How to specify MASTER_ADDR and worker ID's for RPC?

ajayp1 · February 1, 2021, 12:48am

I am working with a CPU cluster, where I request a number of nodes to perform model parallelism. I must request jobs and run scripts via slurm. I am unsure how to specify variables such as MASTER_ADDR and MASTER_PORT, and am not sure if I should/how to use the host names of nodes as Worker ID’s (I think I can get these names from the sinfo command).

Also, the worke nodes I’m working with are not connected to the internet, so I’m unsure if I can even specify a MASTER_ADDR/IP address? (I will confirm with the staff)

If anyone has implemented RPC on a cluster with slurm - how did you specific the address/port of the master node and worker id’s of the other nodes? I surely can’t be the first in this situation. I found a previous post that simply recommended asking the service provider, but it would be nice to know if anyone has handled this issue.

mrshenli · February 1, 2021, 4:04pm

Hey @ajayp1, I am not familiar with slurm, but RPC’s MASTER_ADDR and MASTER_PORT should be similar to the ones used by collective communications and DistributedDataParallel (DDP) in init_process_group. Have you previously used DDP with slurm?

Found an example here: Multi-node-training on slurm with PyTorch · GitHub

ajayp1 · February 1, 2021, 11:32pm

Hi @mrshenli,

Thanks for that example, I was looking all over online for something like that but couldn’t find one.

If anyone else is curious, I used a similar slurm variable to get the worker ID’s and wrote them to a file in my shell script:

touch /dev/null > $WORKDIR/mynodes.txt
scontrol show hostname $SLURM_JOB_NODELIST > $WORKDIR/mynodes.txt

Then I simply read from this file in my pytorch script.

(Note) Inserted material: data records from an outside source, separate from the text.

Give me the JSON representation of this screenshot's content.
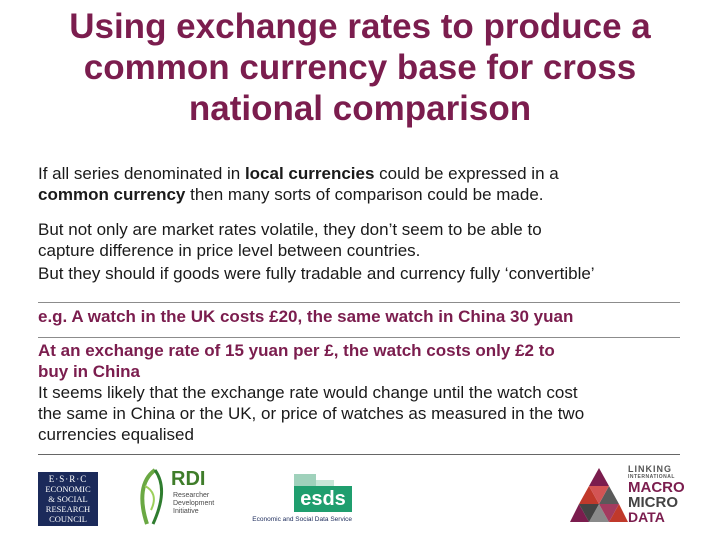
{
  "title": {
    "line1": "Using exchange rates to produce a",
    "line2": "common currency base for cross",
    "line3": "national comparison"
  },
  "paragraphs": {
    "p1": {
      "a": "If all series denominated in ",
      "b": "local currencies",
      "c": " could be expressed in a",
      "d": "common currency",
      "e": " then many sorts of comparison could be made."
    },
    "p2": {
      "l1": "But not only are market rates volatile, they don’t seem to be able to",
      "l2": "capture difference in price level between countries."
    },
    "p3": {
      "l1": "But they should if goods were fully tradable and currency fully ‘convertible’"
    },
    "p4": {
      "l1": "e.g. A watch in the UK costs £20, the same watch in China 30 yuan"
    },
    "p5": {
      "l1": "At an exchange rate of 15 yuan per £, the watch costs only £2 to",
      "l2": "buy in China",
      "l3": "It seems likely that the exchange rate would change until the watch cost",
      "l4": "the same in China or the UK, or price of watches as measured in the two",
      "l5": "currencies equalised"
    }
  },
  "logos": {
    "esrc": {
      "l1": "E·S·R·C",
      "l2": "ECONOMIC",
      "l3": "& SOCIAL",
      "l4": "RESEARCH",
      "l5": "COUNCIL"
    },
    "rdi": {
      "name": "RDI",
      "l1": "Researcher",
      "l2": "Development",
      "l3": "Initiative"
    },
    "esds": {
      "name": "esds",
      "caption": "Economic and Social Data Service"
    },
    "macro": {
      "l1": "LINKING",
      "l2": "INTERNATIONAL",
      "l3": "MACRO",
      "l4": "MICRO",
      "l5": "DATA"
    }
  },
  "colors": {
    "accent": "#7b1d4e",
    "esds_green": "#1f9e6e",
    "esrc_navy": "#1b2a5a"
  }
}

To get the rank 0 IP address, I did os.environ['MASTER_ADDR'] = os.system(nodes_list[0] + ' -I awk {print$1}') after reading the rank 0 node ID from my written file. For my specific cluster, the port number didn’t matter, I just picked 8080.

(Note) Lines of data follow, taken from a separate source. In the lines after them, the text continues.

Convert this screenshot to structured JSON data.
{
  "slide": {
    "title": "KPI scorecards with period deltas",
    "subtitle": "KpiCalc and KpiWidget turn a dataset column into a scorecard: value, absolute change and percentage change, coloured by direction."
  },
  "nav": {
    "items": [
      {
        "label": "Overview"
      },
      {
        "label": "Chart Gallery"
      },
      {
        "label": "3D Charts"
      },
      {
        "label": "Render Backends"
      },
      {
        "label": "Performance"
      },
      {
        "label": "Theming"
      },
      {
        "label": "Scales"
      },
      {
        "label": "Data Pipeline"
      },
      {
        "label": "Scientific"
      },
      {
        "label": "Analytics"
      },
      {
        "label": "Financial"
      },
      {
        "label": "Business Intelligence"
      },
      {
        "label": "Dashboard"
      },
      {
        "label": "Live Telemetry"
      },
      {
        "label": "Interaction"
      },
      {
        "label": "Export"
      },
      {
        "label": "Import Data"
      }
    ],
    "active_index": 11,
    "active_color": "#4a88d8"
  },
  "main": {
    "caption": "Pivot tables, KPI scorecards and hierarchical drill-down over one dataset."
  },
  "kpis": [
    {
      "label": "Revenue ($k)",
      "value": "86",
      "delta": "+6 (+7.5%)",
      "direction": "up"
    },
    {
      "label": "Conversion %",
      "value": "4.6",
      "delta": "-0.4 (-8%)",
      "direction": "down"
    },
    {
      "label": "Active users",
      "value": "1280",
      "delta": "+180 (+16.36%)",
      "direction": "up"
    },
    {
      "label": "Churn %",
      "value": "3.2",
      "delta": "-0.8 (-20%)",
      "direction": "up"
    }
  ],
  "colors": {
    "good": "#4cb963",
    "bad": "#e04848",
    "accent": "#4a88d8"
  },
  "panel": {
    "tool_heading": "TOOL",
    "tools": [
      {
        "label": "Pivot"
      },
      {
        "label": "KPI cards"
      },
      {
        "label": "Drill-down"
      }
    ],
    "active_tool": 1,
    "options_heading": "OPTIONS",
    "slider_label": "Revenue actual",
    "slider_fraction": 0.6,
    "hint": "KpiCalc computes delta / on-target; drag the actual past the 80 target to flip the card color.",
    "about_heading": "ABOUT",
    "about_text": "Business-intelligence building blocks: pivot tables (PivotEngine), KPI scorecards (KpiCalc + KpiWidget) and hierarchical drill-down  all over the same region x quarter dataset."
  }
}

For data parallelism, I’m planning on simply using the distributed library which requires the same MASTER_ADDR, so not expecting a problem there.

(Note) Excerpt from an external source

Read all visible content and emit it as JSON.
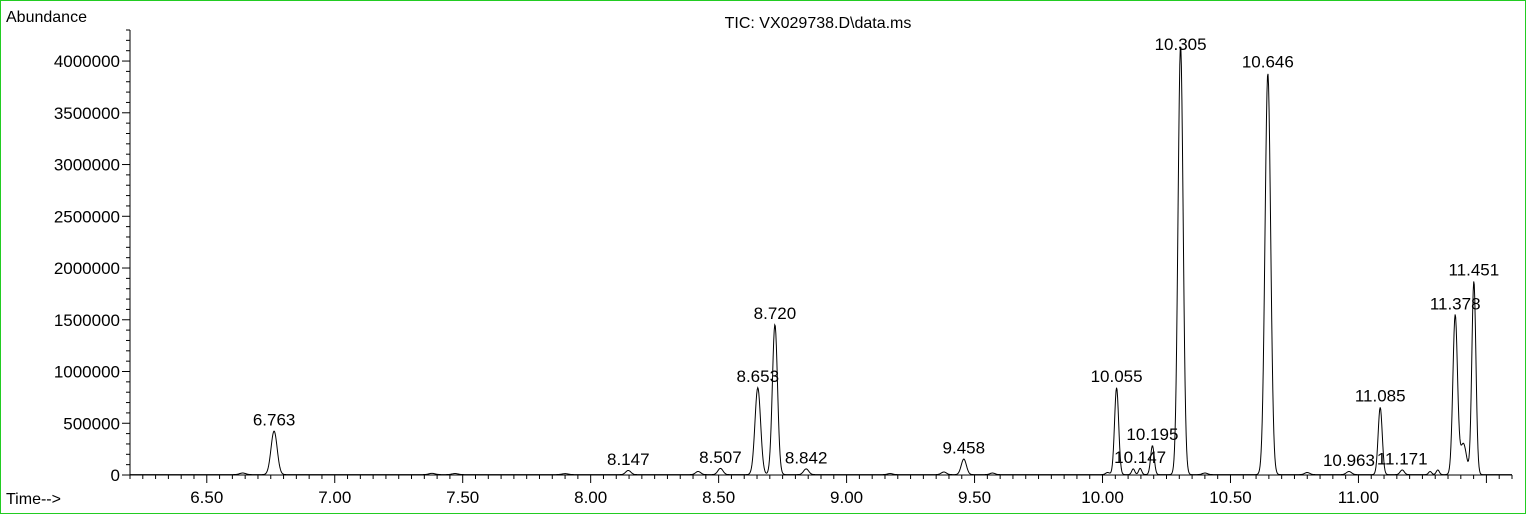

mrshenli · February 2, 2021, 7:54pm

Hey @Kiuk_Chung, is there any recommended way to launch with slurm?

ajayp1 · February 2, 2021, 8:48pm

Actually, after reviewing the output file for the RPC implementation, it looks like each node acted as the master, despite the if/else statement to check for rank 0 as per the RPC model parallelism tutorial.

My code is here: GitHub - ajayp1/Distributed-Torch-testing: test scripts for trying out PyTorch's distributed libraries

Separate but related issue: when I run the MNIST example from this tutorial, I’m not able to broadcast the MASTER_ADDR and PORT variables to the worker nodes. I managed to at least set the variables on the master node by putting the assignment under if __name__ == "__main__":, but it still doesn’t broadcast to other nodes. Am I supposed to use a certain launcher so that e.g. MPI can communicate between nodes?

My code for this example using just torch.distributed is in the same repo, files have MNIST in the title.

Kiuk_Chung · February 4, 2021, 8:00pm

@mrshenli unfortunately we don’t have specific instructions to launch in SLURM. Having said that torchelastic is scheduler agnostic - it uses rendezvous id to “form membership”. So if you follow the instructions in here: Quickstart — PyTorch/Elastic master documentation it should work regardless of the scheduler.